The Animals Film is a feature documentary film about the use of animals by human beings, directed by Victor Schonfeld and Myriam Alaux, and narrated by actress Julie Christie. The film was first released in 1981.

The Animals Film presents a survey of the uses of animals in factory farming, as pets, for entertainment, in scientific and military research, hunting, etc. The film also profiles the international animal rights movement. The film incorporates secret government footage, cartoons, newsreels and excerpts from propaganda films.

The Animals Film was distributed in cinemas in Britain, Australia, Germany, Austria, Canada and the United States, and was broadcast on numerous television networks. The British network, Channel Four, transmitted the film during the Channel's third night on air in November 1982. It generated front page news in Britain at the time because Channel 4 broadcast a two-hour version of the film shorn of seven minutes of its concluding sequence. The original 136 minute film released in cinemas had been approved with no cuts by the British Board of Film Censors, but the Independent Broadcasting Authority instructed Channel 4 that certain scenes in the film could 'incite crime or lead to civil disorder.' Jonathan Porritt and David Winner write that, with over one million viewers, the screening is regarded as "an important moment in the growth of public awareness of animal exploitation." Channel Four screened it again during its Banned series in 1991.
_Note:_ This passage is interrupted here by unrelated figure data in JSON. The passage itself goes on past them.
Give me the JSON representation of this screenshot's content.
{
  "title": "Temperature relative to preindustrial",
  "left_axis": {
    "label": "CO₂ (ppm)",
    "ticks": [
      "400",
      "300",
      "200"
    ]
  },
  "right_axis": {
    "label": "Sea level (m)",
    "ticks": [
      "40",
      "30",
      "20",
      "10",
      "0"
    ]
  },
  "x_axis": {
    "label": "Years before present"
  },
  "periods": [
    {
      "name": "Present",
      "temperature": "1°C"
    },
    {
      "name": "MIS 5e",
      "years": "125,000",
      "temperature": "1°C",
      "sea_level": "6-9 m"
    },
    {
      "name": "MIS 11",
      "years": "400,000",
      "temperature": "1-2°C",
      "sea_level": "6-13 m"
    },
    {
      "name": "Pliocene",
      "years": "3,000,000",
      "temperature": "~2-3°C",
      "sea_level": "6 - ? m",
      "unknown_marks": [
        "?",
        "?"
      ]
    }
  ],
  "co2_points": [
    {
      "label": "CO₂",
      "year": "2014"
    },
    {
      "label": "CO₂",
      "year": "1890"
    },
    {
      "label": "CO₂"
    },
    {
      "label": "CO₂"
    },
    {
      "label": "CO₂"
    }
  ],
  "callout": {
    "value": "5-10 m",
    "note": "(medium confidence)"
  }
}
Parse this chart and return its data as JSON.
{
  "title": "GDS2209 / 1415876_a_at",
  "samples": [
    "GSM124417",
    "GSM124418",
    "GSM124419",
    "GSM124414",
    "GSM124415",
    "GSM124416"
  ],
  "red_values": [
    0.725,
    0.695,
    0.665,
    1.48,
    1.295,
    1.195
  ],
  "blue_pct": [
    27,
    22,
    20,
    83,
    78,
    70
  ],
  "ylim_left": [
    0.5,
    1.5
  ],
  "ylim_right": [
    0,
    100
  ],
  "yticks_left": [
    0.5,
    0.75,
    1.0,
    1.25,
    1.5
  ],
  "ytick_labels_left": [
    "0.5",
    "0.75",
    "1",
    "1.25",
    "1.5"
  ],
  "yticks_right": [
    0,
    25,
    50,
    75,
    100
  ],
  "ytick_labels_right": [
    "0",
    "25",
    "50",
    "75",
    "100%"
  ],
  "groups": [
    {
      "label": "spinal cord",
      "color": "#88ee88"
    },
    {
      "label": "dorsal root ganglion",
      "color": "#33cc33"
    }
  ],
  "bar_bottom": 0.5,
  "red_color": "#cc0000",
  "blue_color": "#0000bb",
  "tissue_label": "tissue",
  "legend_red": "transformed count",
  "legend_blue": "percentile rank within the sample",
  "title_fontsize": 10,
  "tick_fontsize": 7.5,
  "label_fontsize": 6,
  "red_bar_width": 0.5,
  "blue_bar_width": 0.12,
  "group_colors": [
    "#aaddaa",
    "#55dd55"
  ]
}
Alan Brien, film critic of the UK Sunday Times, wrote of the film: "The most impressive film maudit, possibly too hot to handle... stuffed with footage never before shown, and a wealth of newly-shot material often taken undercover, which documents... mankind's degradation, exploitation, and often pointless torture, of the creatures who share our planet. ...Proves, beyond contradiction, that this behaviour is not just random or personal but part of our organised society, with drug companies, government departments, scientists, military authorities, factory farmers, university research laboratories, for their own selfish ends, for profit in money or prestige. I do not know when I have come out of a screening so moved by the power of the cinema as a medium to transform the entire sensibility of an audience."